Stephen Choi is the Murray and Kathleen Bring Professor of Law at NYU Law School; Jessica M. Erickson is Professor of Law at the University of Richmond School of Law; and Adam C. Pritchard is the Frances and George Skestos Professor of Law at University of Michigan Law School. This post is based on their recent paper.
The Private Securities Litigation Reform Act (PSLRA) revolutionized the competitive landscape for plaintiffs’ attorneys in securities class actions. By creating a presumption that the lead plaintiff will be the shareholder or group of shareholders with the largest financial interest, the PSLRA gives law firms a strong incentive to form coalitions of shareholders to aggregate losses. These coalitions often involve multiple law firms sharing the lead counsel role. In our paper Coalitions among Plaintiffs’ Attorneys in Securities Class Actions, we examine this coalition building among law firms to determine when law firms join together to serve as co-lead counsel.

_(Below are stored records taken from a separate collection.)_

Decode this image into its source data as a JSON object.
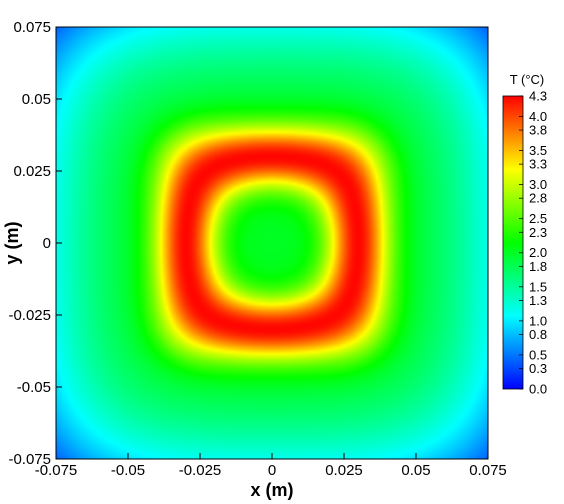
{
  "chart_data": {
    "type": "heatmap",
    "title": "",
    "xlabel": "x (m)",
    "ylabel": "y (m)",
    "xlim": [
      -0.075,
      0.075
    ],
    "ylim": [
      -0.075,
      0.075
    ],
    "x_ticks": [
      "-0.075",
      "-0.05",
      "-0.025",
      "0",
      "0.025",
      "0.05",
      "0.075"
    ],
    "x_tick_values": [
      -0.075,
      -0.05,
      -0.025,
      0,
      0.025,
      0.05,
      0.075
    ],
    "y_ticks": [
      "0.075",
      "0.05",
      "0.025",
      "0",
      "-0.025",
      "-0.05",
      "-0.075"
    ],
    "y_tick_values": [
      0.075,
      0.05,
      0.025,
      0,
      -0.025,
      -0.05,
      -0.075
    ],
    "colorbar": {
      "title": "T (°C)",
      "range": [
        0.0,
        4.3
      ],
      "labels": [
        "4.3",
        "4.0",
        "3.8",
        "3.5",
        "3.3",
        "3.0",
        "2.8",
        "2.5",
        "2.3",
        "2.0",
        "1.8",
        "1.5",
        "1.3",
        "1.0",
        "0.8",
        "0.5",
        "0.3",
        "0.0"
      ],
      "label_values": [
        4.3,
        4.0,
        3.8,
        3.5,
        3.3,
        3.0,
        2.8,
        2.5,
        2.3,
        2.0,
        1.8,
        1.5,
        1.3,
        1.0,
        0.8,
        0.5,
        0.3,
        0.0
      ],
      "colormap": [
        "#0000ff",
        "#00ffff",
        "#00ff00",
        "#ffff00",
        "#ff0000"
      ]
    },
    "field_description": {
      "center_value": 2.0,
      "ring_peak_value": 4.3,
      "ring_radius_m": 0.03,
      "corner_value": 0.0,
      "grid": false
    }
  }
}
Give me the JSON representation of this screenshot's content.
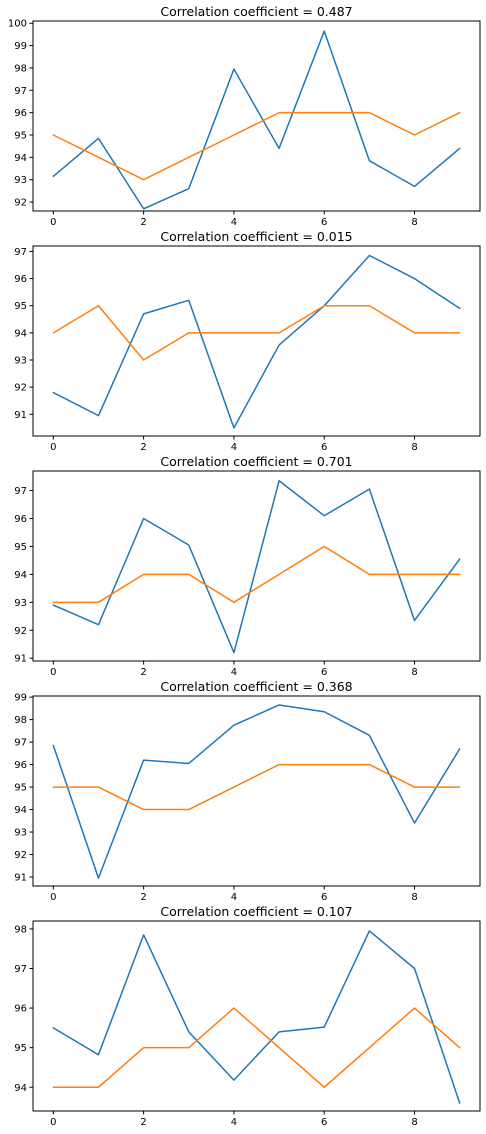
{
  "colors": {
    "blue": "#1f77b4",
    "orange": "#ff7f0e"
  },
  "chart_data": [
    {
      "type": "line",
      "title": "Correlation coefficient = 0.487",
      "x": [
        0,
        1,
        2,
        3,
        4,
        5,
        6,
        7,
        8,
        9
      ],
      "xticks": [
        0,
        2,
        4,
        6,
        8
      ],
      "xticklabels": [
        "0",
        "2",
        "4",
        "6",
        "8"
      ],
      "xlim": [
        -0.45,
        9.45
      ],
      "ylim": [
        91.6,
        100.1
      ],
      "yticks": [
        92,
        93,
        94,
        95,
        96,
        97,
        98,
        99,
        100
      ],
      "yticklabels": [
        "92",
        "93",
        "94",
        "95",
        "96",
        "97",
        "98",
        "99",
        "100"
      ],
      "grid": false,
      "series": [
        {
          "color": "#1f77b4",
          "values": [
            93.15,
            94.85,
            91.7,
            92.6,
            97.95,
            94.4,
            99.65,
            93.85,
            92.7,
            94.4
          ]
        },
        {
          "color": "#ff7f0e",
          "values": [
            95,
            94,
            93,
            94,
            95,
            96,
            96,
            96,
            95,
            96
          ]
        }
      ]
    },
    {
      "type": "line",
      "title": "Correlation coefficient = 0.015",
      "x": [
        0,
        1,
        2,
        3,
        4,
        5,
        6,
        7,
        8,
        9
      ],
      "xticks": [
        0,
        2,
        4,
        6,
        8
      ],
      "xticklabels": [
        "0",
        "2",
        "4",
        "6",
        "8"
      ],
      "xlim": [
        -0.45,
        9.45
      ],
      "ylim": [
        90.2,
        97.2
      ],
      "yticks": [
        91,
        92,
        93,
        94,
        95,
        96,
        97
      ],
      "yticklabels": [
        "91",
        "92",
        "93",
        "94",
        "95",
        "96",
        "97"
      ],
      "grid": false,
      "series": [
        {
          "color": "#1f77b4",
          "values": [
            91.8,
            90.95,
            94.7,
            95.2,
            90.5,
            93.55,
            95.0,
            96.85,
            96.0,
            94.9
          ]
        },
        {
          "color": "#ff7f0e",
          "values": [
            94,
            95,
            93,
            94,
            94,
            94,
            95,
            95,
            94,
            94
          ]
        }
      ]
    },
    {
      "type": "line",
      "title": "Correlation coefficient = 0.701",
      "x": [
        0,
        1,
        2,
        3,
        4,
        5,
        6,
        7,
        8,
        9
      ],
      "xticks": [
        0,
        2,
        4,
        6,
        8
      ],
      "xticklabels": [
        "0",
        "2",
        "4",
        "6",
        "8"
      ],
      "xlim": [
        -0.45,
        9.45
      ],
      "ylim": [
        90.9,
        97.7
      ],
      "yticks": [
        91,
        92,
        93,
        94,
        95,
        96,
        97
      ],
      "yticklabels": [
        "91",
        "92",
        "93",
        "94",
        "95",
        "96",
        "97"
      ],
      "grid": false,
      "series": [
        {
          "color": "#1f77b4",
          "values": [
            92.9,
            92.2,
            96.0,
            95.05,
            91.2,
            97.35,
            96.1,
            97.05,
            92.35,
            94.55
          ]
        },
        {
          "color": "#ff7f0e",
          "values": [
            93,
            93,
            94,
            94,
            93,
            94,
            95,
            94,
            94,
            94
          ]
        }
      ]
    },
    {
      "type": "line",
      "title": "Correlation coefficient = 0.368",
      "x": [
        0,
        1,
        2,
        3,
        4,
        5,
        6,
        7,
        8,
        9
      ],
      "xticks": [
        0,
        2,
        4,
        6,
        8
      ],
      "xticklabels": [
        "0",
        "2",
        "4",
        "6",
        "8"
      ],
      "xlim": [
        -0.45,
        9.45
      ],
      "ylim": [
        90.6,
        99.05
      ],
      "yticks": [
        91,
        92,
        93,
        94,
        95,
        96,
        97,
        98,
        99
      ],
      "yticklabels": [
        "91",
        "92",
        "93",
        "94",
        "95",
        "96",
        "97",
        "98",
        "99"
      ],
      "grid": false,
      "series": [
        {
          "color": "#1f77b4",
          "values": [
            96.85,
            90.95,
            96.2,
            96.05,
            97.75,
            98.65,
            98.35,
            97.3,
            93.4,
            96.7
          ]
        },
        {
          "color": "#ff7f0e",
          "values": [
            95,
            95,
            94,
            94,
            95,
            96,
            96,
            96,
            95,
            95
          ]
        }
      ]
    },
    {
      "type": "line",
      "title": "Correlation coefficient = 0.107",
      "x": [
        0,
        1,
        2,
        3,
        4,
        5,
        6,
        7,
        8,
        9
      ],
      "xticks": [
        0,
        2,
        4,
        6,
        8
      ],
      "xticklabels": [
        "0",
        "2",
        "4",
        "6",
        "8"
      ],
      "xlim": [
        -0.45,
        9.45
      ],
      "ylim": [
        93.4,
        98.2
      ],
      "yticks": [
        94,
        95,
        96,
        97,
        98
      ],
      "yticklabels": [
        "94",
        "95",
        "96",
        "97",
        "98"
      ],
      "grid": false,
      "series": [
        {
          "color": "#1f77b4",
          "values": [
            95.5,
            94.82,
            97.85,
            95.4,
            94.18,
            95.4,
            95.52,
            97.95,
            97.0,
            93.6
          ]
        },
        {
          "color": "#ff7f0e",
          "values": [
            94,
            94,
            95,
            95,
            96,
            95,
            94,
            95,
            96,
            95
          ]
        }
      ]
    }
  ]
}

To examine this question, we collected data from lead plaintiff motions and rulings available on Bloomberg Law for every federal securities class action involving a disclosure claim from 2005 to 2016. We collected the names of the proposed lead plaintiff(s) for each initial motion, whether the plaintiffs were institutional investors, their claimed losses, and the law firm(s) filing the motion. We also collected data on the allegations in the final consolidated complaint, potentially dispositive motions, and the resolution of each case. In every case that ended with a settlement, we collected data regarding the terms of the settlement, the fees requested by lead counsel and awarded by the court, and the hours worked and lodestar data. Finally, we supplemented the litigation data with the defendant corporations’ market capitalization measured on the last day of the class period.